Notably, the judge cited and approved the analysis in the UK case of Gerber Garment Technology Inc v Lectra Systems Ltd [1995] RPC 383 in relation to the assessment of damages for the infringement of patents. In that case, the court set out the following principles:

  • Damages are compensatory only.

  • The burden of proof lies on the plaintiff but damages are to be assessed liberally.

  • Where a patentee has licensed its patent, the damages are the lost royalty.

  • It is irrelevant that the defendant could have competed lawfully.

  • Where the patentee has exploited its patent by manufacture and sale, it can claim:

    • lost profit on sales by the defendant it would have made otherwise;

    • lost profit on its own sales to the extent that it was forced, by the infringement, to reduce its own price; and

    • a reasonable royalty on sales by the defendant which it would not have made.

The judge in the Paramount Pictures Case treated the Gerber principles as being relevant to the assessment of compensatory damages for trademark infringement under the Trademarks Act.

In this case, the studios also sought exemplary damages.
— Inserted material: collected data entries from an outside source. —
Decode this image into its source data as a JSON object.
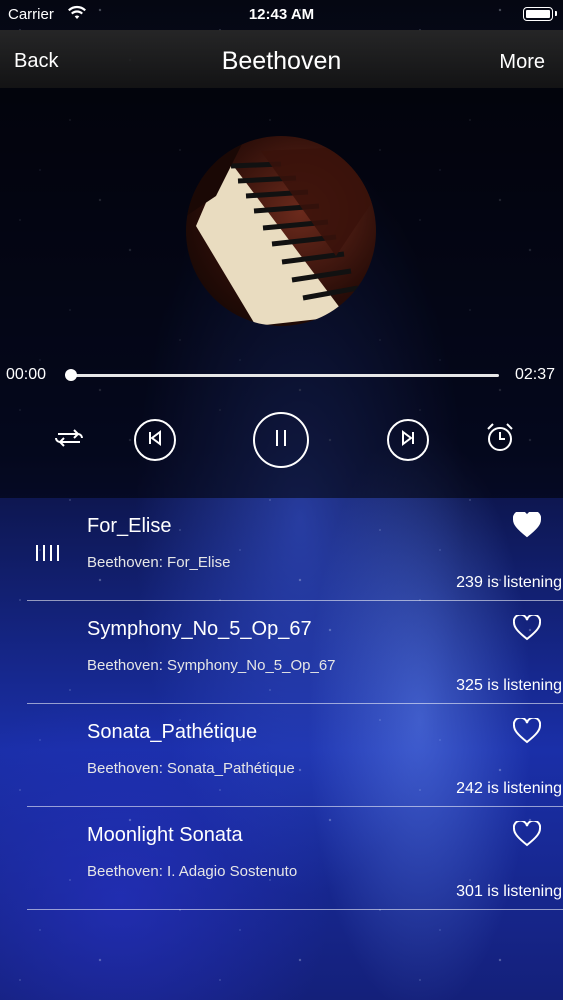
{
  "status": {
    "carrier": "Carrier",
    "time": "12:43 AM"
  },
  "nav": {
    "back": "Back",
    "title": "Beethoven",
    "more": "More"
  },
  "player": {
    "current_time": "00:00",
    "total_time": "02:37",
    "progress": 0,
    "state": "playing"
  },
  "songs": [
    {
      "title": "For_Elise",
      "subtitle": "Beethoven: For_Elise",
      "listening": "239 is listening",
      "favorite": true,
      "playing": true
    },
    {
      "title": "Symphony_No_5_Op_67",
      "subtitle": "Beethoven: Symphony_No_5_Op_67",
      "listening": "325 is listening",
      "favorite": false,
      "playing": false
    },
    {
      "title": "Sonata_Pathétique",
      "subtitle": "Beethoven: Sonata_Pathétique",
      "listening": "242 is listening",
      "favorite": false,
      "playing": false
    },
    {
      "title": "Moonlight Sonata",
      "subtitle": "Beethoven: I. Adagio Sostenuto",
      "listening": "301 is listening",
      "favorite": false,
      "playing": false
    }
  ],
  "icons": {
    "repeat": "repeat-icon",
    "previous": "previous-icon",
    "pause": "pause-icon",
    "next": "next-icon",
    "alarm": "alarm-clock-icon",
    "heart": "heart-icon",
    "now_playing": "now-playing-bars-icon"
  }
}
However, there is no provision in the act for exemplary damages to be awarded. Section 126 of the act may be contrasted with Section 115 of the Copyright Act 1968, which makes express provision for "additional damages" in Section 115(4). There is no equivalent to that provision in the Trademarks Act and no authority was cited by the studios for the proposition that exemplary damages are available for trademark infringement. The judge commented that, although not necessarily to be regarded as an anomalous remedy, exemplary damages are nevertheless "unusual". Accordingly, he applied the principle that where a statute creates a remedy by way of damages then, absent specific provision or necessary implication, it should not be read as extending that remedy to exemplary damages.